En somme, la brique logicielle de Bag-Era peut se voir comme l’introduction, sur une architecture existante, d’un réseau virtuellement synchrone qui adresse un groupe d’objets, de machines, d’équipements, présélectionnés. Une réflexion et un raisonnement proches de ceux utilisés dans le monde des automatismes industriels, mais appliqués ici à un réseau distribué d’objets connectés. D’autres approches existent sur le marché comme par exemple la technologie Ethernet TSN (Time-Sensitive Networking). Mais à la différence de LINC qui s’insère dans un réseau en apportant ses propriétés de contrôle, ces technologies concurrentes obligent à une adaptation des équipements connectés.

Une double originalité

On le voit, l’approche de Bag-Era s'appuie sur une double originalité. Sa technologie LINC s’intègre dans des architectures réseau existantes, dans laquelle elle choisit un groupe d’objets à maintenir dans un état toujours cohérent. Et elle est efficiente pour des groupes d’objets hétérogènes connectés dans un réseau distribué. Concrètement, « le contrôleur qui gère les transactions LINC peut tourner sur une carte Raspberry Pi et deux/trois cartes de ce type peuvent suffire à contrôler un bâtiment intelligent », souligne Eric Cheminot.

Bag-Era a déjà expérimenté son approche sur des cas concrets, comme le pilotage optimisé de la consommation d’énergie d’un bâtiment en couplant l’analyse du fonctionnement d’un groupe de chauffage/ventilation/climatisation avec le système de surveillance.
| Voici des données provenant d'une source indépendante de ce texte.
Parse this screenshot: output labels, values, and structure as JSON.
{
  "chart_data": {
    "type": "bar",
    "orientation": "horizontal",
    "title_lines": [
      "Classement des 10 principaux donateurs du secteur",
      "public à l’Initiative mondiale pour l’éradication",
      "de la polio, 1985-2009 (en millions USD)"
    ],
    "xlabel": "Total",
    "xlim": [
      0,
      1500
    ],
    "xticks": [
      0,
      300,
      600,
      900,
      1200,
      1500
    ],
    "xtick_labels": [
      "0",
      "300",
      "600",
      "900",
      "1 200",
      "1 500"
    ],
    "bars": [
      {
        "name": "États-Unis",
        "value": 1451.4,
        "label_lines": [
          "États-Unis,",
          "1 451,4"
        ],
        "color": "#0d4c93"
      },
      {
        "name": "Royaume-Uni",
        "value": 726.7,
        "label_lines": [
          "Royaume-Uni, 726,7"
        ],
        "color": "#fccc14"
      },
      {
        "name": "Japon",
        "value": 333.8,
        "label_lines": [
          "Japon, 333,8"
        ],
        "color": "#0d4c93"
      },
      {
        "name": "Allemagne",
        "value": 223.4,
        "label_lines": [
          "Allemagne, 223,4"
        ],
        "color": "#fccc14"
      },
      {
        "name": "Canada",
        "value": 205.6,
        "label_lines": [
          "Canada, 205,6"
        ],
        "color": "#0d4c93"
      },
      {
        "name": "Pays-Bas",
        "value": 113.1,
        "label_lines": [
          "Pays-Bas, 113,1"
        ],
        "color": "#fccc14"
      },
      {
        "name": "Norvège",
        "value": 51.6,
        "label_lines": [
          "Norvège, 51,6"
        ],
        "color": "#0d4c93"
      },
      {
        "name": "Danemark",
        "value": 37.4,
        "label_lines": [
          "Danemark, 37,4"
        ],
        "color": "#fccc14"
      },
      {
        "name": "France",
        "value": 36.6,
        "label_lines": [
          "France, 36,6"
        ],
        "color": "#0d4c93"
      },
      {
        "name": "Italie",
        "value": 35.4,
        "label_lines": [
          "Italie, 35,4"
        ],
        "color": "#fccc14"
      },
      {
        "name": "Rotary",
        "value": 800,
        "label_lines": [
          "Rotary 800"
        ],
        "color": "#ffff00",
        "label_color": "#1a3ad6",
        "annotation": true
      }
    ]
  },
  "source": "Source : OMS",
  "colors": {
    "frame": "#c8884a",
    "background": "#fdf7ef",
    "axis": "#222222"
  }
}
La start-up a aussi testé la gestion d’un équipement d’analyse biologique, la coordination d’une passerelle multiprotocole (Wi-Fi, 3G, Sigfox) dans le cadre de la surveillance d’un ouvrage de génie civil, ou encore la gestion optilisée d'un parking (illustration ci-dessous). Avec, à chaque fois, l’insertion d’une connexion LINC sur une architecture déjà existante et opérationnelle.

Installé au sein de la pépinière d’entreprises du Tarmac à Meylan (près de Grenoble), Bag-Era compte quatre collaborateurs et vise dans un premier temps les marchés de l’industrie et des bâtiments intelligents qui intègrent l’Internet des objets. L’objectif à moyen terme est de vendre sous licence la technologie LINC. Mais pour le moment Bag-Era va s’employer à promouvoir son approche et faire un travail d’ingénierie classique auprès d’utilisateurs intéressés, avant de basculer dans un second temps vers un modèle de développement de type éditeur de logiciels. A plus long terme, la société ne s’interdit pas non plus de commercialiser sa technologie, via des accords de partenariat, sous la forme de modules prêts à l’emploi.